All'epoca non lo sapevo ancora quali abissi di contraddizione la vicenda di Praga avesse aperto nel PCI e quanto essi avrebbero contribuito a innescare al suo interno un processo di allontanamento dalle vecchie appartenenze internazionali, che indipendentemente dagli esiti considero un elemento di progresso per tutta la sinistra italiana, oltre che - naturalmente - un grande successo morale per la parte di essa nella quale mi riconoscevo e riconosco. Nella mia biblioteca c'è ancora la raccolta dei discorsi di Longo, Sui fatti di Praga, comprata nel 1972 o 1973, uno dei primi libri politici che ho letto nell'imminenza della "scelta". Mi era sembrato uno sgradevole esercizio di dire e non dire; fra me e una possibile appartenenza al PCI, o a un'organizzazione politica che si definisca comunista, da allora c'è sempre stato questo libro. La scelta di starne al di qua l'ho pagata con una vita di minoranza; mi sembra di solare evidenza, oggi, quanto fosse una scelta fondata, e in definitiva giusta.

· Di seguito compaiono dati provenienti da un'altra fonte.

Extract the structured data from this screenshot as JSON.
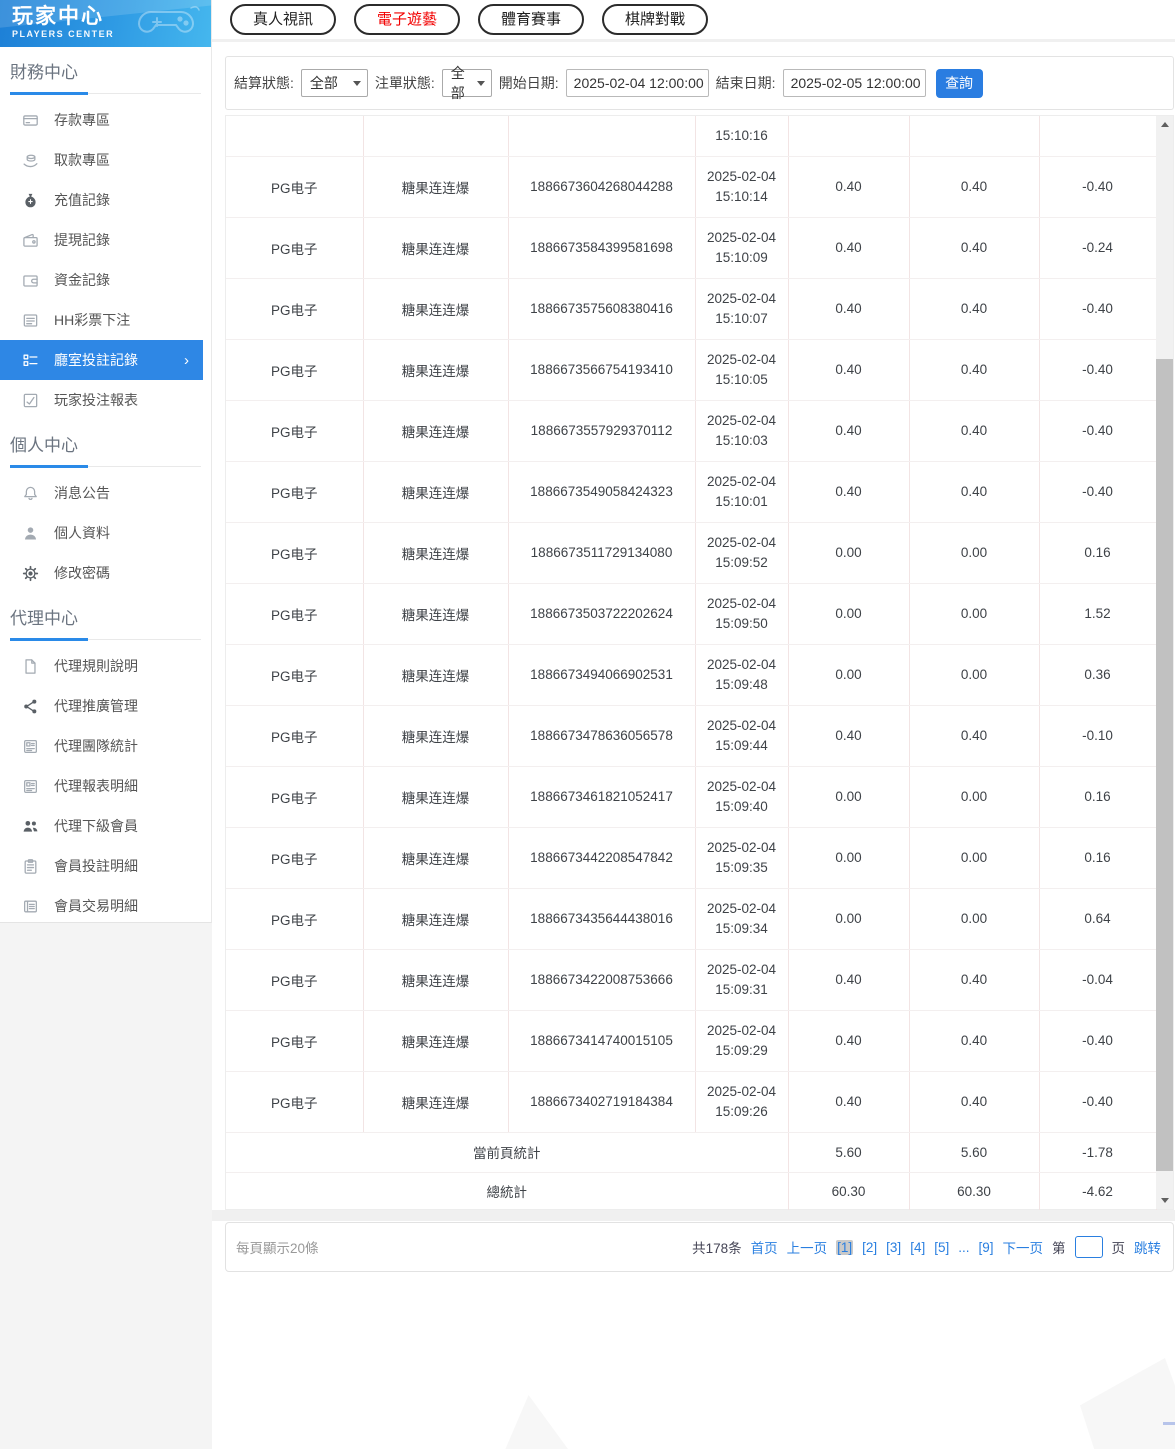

Ian Palach me lo sono visto diverse volte, nel tempo, omaggiato di manifesti e intitolazioni da parte delle organizzazioni di destra, e di destra estrema. Conosco per averla studiata la tendenza delle organizzazioni politiche, non solo di quella parte, ad appropriarsi avvoltoiescamente di quelle memorie che risultano a loro comode: l'esempio della monarchia e del fascismo con Mazzini e Garibaldi è in tal senso esemplare (ma anche Veltroni che discetta di Rosselli non scherza). Non sono mai stato anticomunista, perchè ho sempre riconosciuto e guardato con rispetto la sconfinata ansia di liberazione che nel mio paese, e anche fuori di esso, è stata proiettata su quell'appartenenza, su quel nome, su quel simbolo, su quella storia. Perchè non dimenticherò mai la grande pagina in cui Primo Levi ricorda i krasnoarmeets che tornavano a casa nel 1945 dopo aver sconfitto il nazismo; e non intendo dimenticare che anche sul loro berretto c'erano la stella rossa e la falce e martello. Ma ho creduto e credo che un sistema che pretende di realizzare l'eguaglianza sociale sulla negazione della libertà politica sia profondamente errato, e non abbia nulla a che fare con la vera natura dell'essere a sinistra. La sinistra, o è antiautoritaria, o non è. Ho imparato nel tempo che molti uomini hanno detto e scritto questo, e l'hanno pagato: alcuni con l'isolamento, altri con la vita. Noi l'abbiamo scritto nella pagina iniziale del sito del nostro Circolo GL, e vi crediamo sino in fondo: "all'infuori della democrazia non vi è socialismo, ma terrore permanente".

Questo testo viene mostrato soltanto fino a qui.